Complete step by step answer:
Given data contains,
The percent of ionization of solute is $90\%$.
The degree of ionization is calculated as,
$\alpha = \dfrac{{90}}{{100}} = 0.9$
We know that hydrogen bromide dissociates into hydrogen ion and bromide ion. The dissociation reaction is written as,
$HBr\left( {aq} \right) \rightleftarrows {H^ + }\left( {aq} \right) + B{r^ - }\left( {aq} \right)$
We can calculate the van’t Hoff factor from degree of ionization using the formula,
$i = 1 + \alpha \left( {n - 1} \right)$
Here n=number of ions formed from one formula unit
$\alpha$=degree of ionization
We know that for HBr the number of ions formed from one formula unit is two.
The value of degree of ionization is ${\text{0}}{\text{.9}}$.
Substituting these values we can calculate the van’t Hoff factor as,
$i = 1 + \alpha \left( {n - 1} \right)$
Now we can substitute the known values we get,
$i = 1 + 0.9\left( {2 - 1} \right)$
On simplification we get,
$i = 1.9$
The value of van’t Hoff factor is $1.9$
Let us now calculate the freezing point of the solution.
The mass of solute is $8.0g$.
The mass of solvent is $100g$.
Molal depression constant is $1.86Kkg/mol$.
Molar mass of bromine is $80g/mol$.
Molar mass of hydrogen is $1g/mol$.
Molar mass of hydrogen bromide is $81g/mol$.

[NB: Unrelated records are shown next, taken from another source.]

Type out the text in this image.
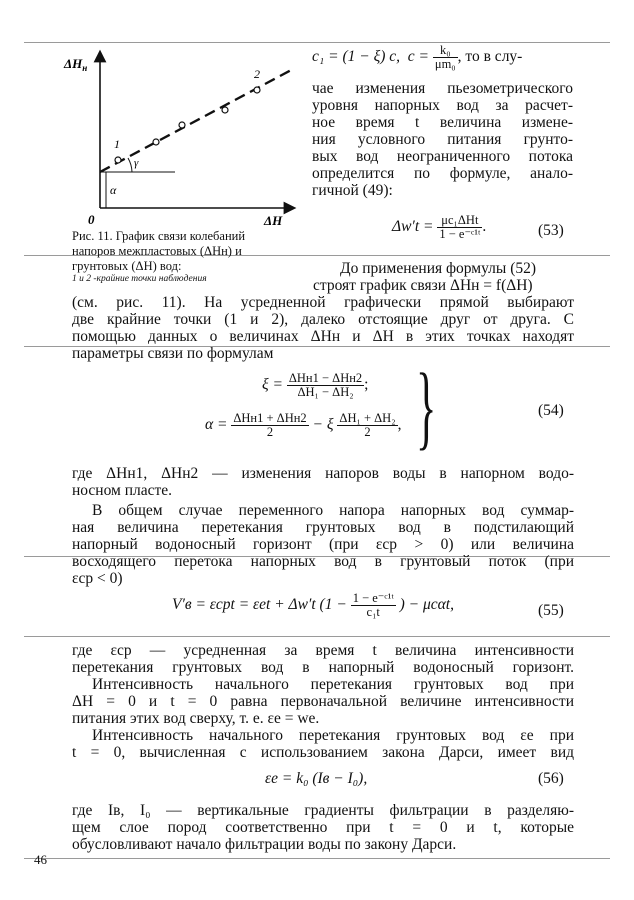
$\Delta H_н$
ΔH
0
1
2
γ
α
Рис. 11. График связи колебаний
напоров межпластовых (ΔHн) и
грунтовых (ΔH) вод:
1 и 2 -крайние точки наблюдения
c₁ = (1 − ξ) c, $c = \frac{\text{k₀}}{\text{μm₀}}$ , то в слу-
чае изменения пьезометрического
уровня напорных вод за расчет-
ное время t величина измене-
ния условного питания грунто-
вых вод неограниченного потока
определится по формуле, анало-
гичной (49):
$\Delta w't = \frac{\text{μc₁ΔHt}}{\text{1 − e⁻ᶜ¹ᵗ}}$ .	(53)
До применения формулы (52)
строят график связи ΔHн = f(ΔH)
(см. рис. 11). На усредненной графически прямой выбирают
две крайние точки (1 и 2), далеко отстоящие друг от друга. С
помощью данных о величинах ΔHн и ΔH в этих точках находят
параметры связи по формулам
$\xi = \frac{\text{ΔHн1 − ΔHн2}}{\text{ΔH₁ − ΔH₂}}$ ;
$\alpha = \frac{\text{ΔHн1 + ΔHн2}}{2} - \xi \frac{\text{ΔH₁ + ΔH₂}}{2}$ , }	(54)
где ΔHн1, ΔHн2 — изменения напоров воды в напорном водо-
носном пласте.
В общем случае переменного напора напорных вод суммар-
ная величина перетекания грунтовых вод в подстилающий
напорный водоносный горизонт (при εср > 0) или величина
восходящего перетока напорных вод в грунтовый поток (при
εср < 0)
V′в = εсрt = εеt + Δw′t ($1 - \frac{\text{1 − e⁻ᶜ¹ᵗ}}{\text{c₁t}}$ ) − μcαt,	(55)
где εср — усредненная за время t величина интенсивности
перетекания грунтовых вод в напорный водоносный горизонт.
Интенсивность начального перетекания грунтовых вод при
ΔH = 0 и t = 0 равна первоначальной величине интенсивности
питания этих вод сверху, т. е. εе = wе.
Интенсивность начального перетекания грунтовых вод εе при
t = 0, вычисленная с использованием закона Дарси, имеет вид
εе = k₀ (Iв − I₀),	(56)
где Iв, I₀ — вертикальные градиенты фильтрации в разделяю-
щем слое пород соответственно при t = 0 и t, которые
обусловливают начало фильтрации воды по закону Дарси.
46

Initially, let us calculate the change in freezing point of the solution.
$\Delta {T_f} = im{k_f}$
Now we can substitute the known values in the above equation we get,
$\Delta {T_f} = 1.9 \times \dfrac{{8.0g}}{{81g/mol}} \times \dfrac{{1000kg}}{{100g}} \times 1.86Kkg/mol$
On simplification we get,
$\Delta {T_f} = 3.49^\circ C$
We have calculated the change in freezing point of the solution as $3.49^\circ C$.
From the change in freezing point of the solution, we can calculate the freezing point of the solution using the formula,
$\Delta {T_f} = {T_f} - {T_s}$
Now we substitute the values we get,
${T_f} = 0^\circ C - 3.49^\circ C$
On simplification we get,
${T_f} = - 3.49^\circ C$

The freezing point of the solution is $- 3.49^\circ C$.

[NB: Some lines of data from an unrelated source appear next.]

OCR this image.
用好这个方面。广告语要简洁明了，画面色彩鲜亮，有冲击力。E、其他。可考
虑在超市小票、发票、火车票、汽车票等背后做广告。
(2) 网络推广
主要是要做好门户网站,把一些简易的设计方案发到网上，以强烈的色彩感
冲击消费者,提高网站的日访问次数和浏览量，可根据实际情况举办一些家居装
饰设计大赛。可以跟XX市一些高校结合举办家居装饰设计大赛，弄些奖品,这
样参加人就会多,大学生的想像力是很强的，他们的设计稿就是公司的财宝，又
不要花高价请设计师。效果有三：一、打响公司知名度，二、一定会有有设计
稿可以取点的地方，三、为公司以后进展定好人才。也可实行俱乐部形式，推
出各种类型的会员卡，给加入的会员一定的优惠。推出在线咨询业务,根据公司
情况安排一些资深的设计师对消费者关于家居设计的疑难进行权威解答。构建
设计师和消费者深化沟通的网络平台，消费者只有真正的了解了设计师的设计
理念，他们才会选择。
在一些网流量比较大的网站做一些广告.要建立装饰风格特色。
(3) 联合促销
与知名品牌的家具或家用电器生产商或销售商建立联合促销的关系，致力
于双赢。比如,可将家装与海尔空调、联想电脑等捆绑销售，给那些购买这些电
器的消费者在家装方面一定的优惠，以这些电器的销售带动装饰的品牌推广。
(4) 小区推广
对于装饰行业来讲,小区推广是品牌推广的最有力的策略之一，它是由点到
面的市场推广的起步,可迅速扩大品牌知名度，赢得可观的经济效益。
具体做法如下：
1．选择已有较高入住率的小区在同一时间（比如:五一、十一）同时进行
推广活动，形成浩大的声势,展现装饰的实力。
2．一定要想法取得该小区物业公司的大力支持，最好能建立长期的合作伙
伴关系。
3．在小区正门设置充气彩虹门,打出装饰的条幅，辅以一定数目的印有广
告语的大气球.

Note: We must know that the F\freezing point depression is a colligative property. We can also calculate the freezing point depression constant and molality using the expression of freezing point depression of solution.

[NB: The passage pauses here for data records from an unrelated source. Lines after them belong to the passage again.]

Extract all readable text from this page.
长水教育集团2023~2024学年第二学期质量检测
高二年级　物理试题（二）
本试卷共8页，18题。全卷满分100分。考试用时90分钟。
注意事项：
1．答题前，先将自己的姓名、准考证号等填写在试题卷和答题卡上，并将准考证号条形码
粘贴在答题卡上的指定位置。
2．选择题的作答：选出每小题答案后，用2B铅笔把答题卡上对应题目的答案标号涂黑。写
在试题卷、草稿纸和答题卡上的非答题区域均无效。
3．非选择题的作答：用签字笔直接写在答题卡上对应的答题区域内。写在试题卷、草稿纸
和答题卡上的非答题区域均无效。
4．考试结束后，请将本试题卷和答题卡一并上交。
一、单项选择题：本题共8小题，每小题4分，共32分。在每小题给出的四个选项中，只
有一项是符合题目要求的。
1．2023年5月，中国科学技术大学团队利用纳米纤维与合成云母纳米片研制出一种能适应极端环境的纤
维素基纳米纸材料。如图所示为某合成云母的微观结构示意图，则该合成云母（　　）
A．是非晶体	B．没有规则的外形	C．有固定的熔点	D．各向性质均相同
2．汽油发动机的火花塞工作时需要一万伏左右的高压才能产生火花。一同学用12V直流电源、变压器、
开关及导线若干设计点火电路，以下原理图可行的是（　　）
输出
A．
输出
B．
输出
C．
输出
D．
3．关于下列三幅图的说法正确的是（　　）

We can calculate the van’t Hoff factor using the equation,
$i = \dfrac{{{\text{Measured colligative property}}}}{{{\text{Expected value for nonelectrolyte}}}}$
For solutions that are nonelectrolytes, like urea and sucrose, the van’t Hoff factor is one. For solutions of salts and other electrolytes, the value of i is greater than one. For dilute solution such as (${\text{0}}{\text{.01m}}$ or less), the van’t Hoff factor will be equal to the number of ions formed by each formula unit of the compound that dissolves.